Thank you so much! I appreciate your encouragement!
Davonne, I really enjoyed this post. I read it when you first posted it and have been thinking about it since. I really feel you have such a gift of bringing out important life truths and presenting them in a way that really hits home. Your posts are always like gold to me, they linger in my mind long after I’m finished reading them and provide really good food for thought and invoke change in the way I try to do things.
Thank you so much! You are a huge encouragement to me, and I’m thankful that my thoughts are helping you!
There is no way that such a young woman would have such deep wisdom without the indwelling of the Holy Spirit in her life, you are gifted with a beautiful gift of insight!
I am not young, but am blessed with grown children, grandchildren, and younger children still at home. You are right when you say that we will regret moments lost in years to come if we neglect our time. I knew this as a young mom, and knew that in the future, when I’m ‘Outside looking in” from the future to the past, I would go back to the most difficult day to hold my babies, rock them, breathe in the scent of their hair, kiss those soft cheeks, and clean up vomit from the flubug raging through the household, in a heartbeat, if only I could go back. It was true, I would.
I need to give myself the same advice even now as an older mom and grandma; rock those babies, play with them, love them. The advice I would give is to post the fruit of the Spirit on our walls in notes or pretty framed art, memorize them, pray to be filled with them, and feed this fruit to the children through our practice of them.

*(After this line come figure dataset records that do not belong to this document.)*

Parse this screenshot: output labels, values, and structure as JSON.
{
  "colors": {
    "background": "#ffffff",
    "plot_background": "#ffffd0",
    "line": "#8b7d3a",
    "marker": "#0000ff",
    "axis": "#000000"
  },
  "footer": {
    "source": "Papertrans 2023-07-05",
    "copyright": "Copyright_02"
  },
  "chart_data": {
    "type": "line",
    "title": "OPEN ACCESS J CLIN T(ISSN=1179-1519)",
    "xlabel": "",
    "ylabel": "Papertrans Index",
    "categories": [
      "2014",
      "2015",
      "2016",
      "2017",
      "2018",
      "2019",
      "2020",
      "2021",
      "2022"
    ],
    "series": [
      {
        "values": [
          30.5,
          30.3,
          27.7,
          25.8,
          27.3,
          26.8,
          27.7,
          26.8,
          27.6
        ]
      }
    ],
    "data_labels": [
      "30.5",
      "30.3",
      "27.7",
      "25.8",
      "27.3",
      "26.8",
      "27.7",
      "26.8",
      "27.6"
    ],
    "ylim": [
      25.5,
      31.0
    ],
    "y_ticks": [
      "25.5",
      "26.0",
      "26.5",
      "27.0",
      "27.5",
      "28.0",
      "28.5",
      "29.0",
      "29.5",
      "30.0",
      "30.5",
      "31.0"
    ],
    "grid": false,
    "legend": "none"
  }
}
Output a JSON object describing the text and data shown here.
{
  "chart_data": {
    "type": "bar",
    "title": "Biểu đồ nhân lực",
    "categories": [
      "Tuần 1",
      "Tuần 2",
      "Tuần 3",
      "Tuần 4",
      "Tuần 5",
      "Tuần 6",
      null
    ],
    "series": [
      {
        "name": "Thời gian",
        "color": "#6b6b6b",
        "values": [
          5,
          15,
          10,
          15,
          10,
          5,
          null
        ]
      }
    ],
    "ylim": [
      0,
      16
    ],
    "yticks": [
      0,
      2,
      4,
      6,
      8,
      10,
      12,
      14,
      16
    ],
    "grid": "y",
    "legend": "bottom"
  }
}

May the blessings of your gift continue to pour forth as mighty rivers into the hearts of other mommies! It is He, and you are being faithful in this. He is directing the wisdom, and you are a faithful servant that has become a vessel for His good work.
God bless you!
Thank you so much for your kind words! I love your idea of having the Fruits of the Spirit on the walls. I have very artistic children and that sounds like a perfect winter Bible/Art project for our homeschool.